Running minutes later, Arop’s biggest concern was just to stay on his feet.
The 23-year-old from Edmonton recorded the fastest time of the 800 heats at the world track and field championships on Wednesday — despite running much of the race out in Lane 2.
“I was just trying to avoid a collision,” Arop said.
“I saw Brandon in the previous heat, and I was just trying to avoid that at all costs. Even if I had to run the extra distance it was worth it.”
According to the Canadian team’s sport physiologist Trent Stellingwerff, Arop ran an extra 10 to 14 metres in his race, which equates to an extra 1.2 to 1.5 seconds.
“Dude is in unreal shape to run a 1:44 basically in Lane 2, controlling from the front off the back end,” Stellingwerff said.
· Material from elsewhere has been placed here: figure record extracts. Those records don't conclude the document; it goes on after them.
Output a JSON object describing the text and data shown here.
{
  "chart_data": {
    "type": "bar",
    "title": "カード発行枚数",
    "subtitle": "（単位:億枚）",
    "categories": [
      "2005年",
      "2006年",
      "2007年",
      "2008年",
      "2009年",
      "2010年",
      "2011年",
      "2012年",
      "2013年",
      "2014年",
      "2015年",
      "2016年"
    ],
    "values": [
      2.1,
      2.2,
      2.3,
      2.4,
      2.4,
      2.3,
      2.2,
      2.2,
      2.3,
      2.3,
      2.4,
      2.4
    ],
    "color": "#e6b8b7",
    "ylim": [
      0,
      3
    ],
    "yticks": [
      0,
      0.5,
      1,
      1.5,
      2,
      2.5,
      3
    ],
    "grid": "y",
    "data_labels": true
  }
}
Arop ran one minute 44.56 seconds. Mexico’s Jesus Tonatiu Lopez was second (1:44.67), while Ireland’s Mark English was third (1:44.76).
McBride, the Canadian record-holder from Windsor, Ont., went down during some jostling on the backstretch of the first lap of his heat. He looked up at the fading field before getting back on his feet and finishing. But he never made up the 50-metre gap on the rest of the field.
The Canadian team submitted an appeal, but it was denied.
“Honestly, it all happened so fast, a lot of pushing, a lot of shoving,” said McBride, who thought he might have got pushed or tripped over someone’s leg.
When the 28-year-old — who said he was still “in shock” moments after the race — fell, his first thoughts were to get up and finish, in case there was a chance at a successful appeal.
“I can’t really tell you how I’m feeling, but I’m proud of my journey, nonetheless,” he said.
“It’s just unfortunate because I really would like an opportunity to showcase my fitness. Let’s just hope I get an opportunity to do that.”
Unfortunately he won’t.
Arop, who has a quick turnaround — the semifinals are Thursday — said McBride’s fall was hard to watch.
“You never want to see someone go down and especially a teammate,” he said.
“I know how hard he’s worked, and the best I could do is just go out and try not to duplicate it, avoid it at all costs.”
Arop has become one of the world’s most consistent 800 runners on the Diamond League circuit, winning the Birmingham, England stop earlier this season.
The 2019 Pan American Games champion didn’t qualify for the Olympic final last summer in Tokyo however, fading badly in his semifinal.
The world No. 1-ranked Max Burgin of Great Britain withdrew moments before Wednesday’s heats.
Elizabeth Gleadle of Vancouver, an 11-time national champion, qualified for the women’s javelin final, with a throw of 60.38 metres, seventh best in qualifying.
Haruka Kitaguchi of Japan was the top qualifier (64.32).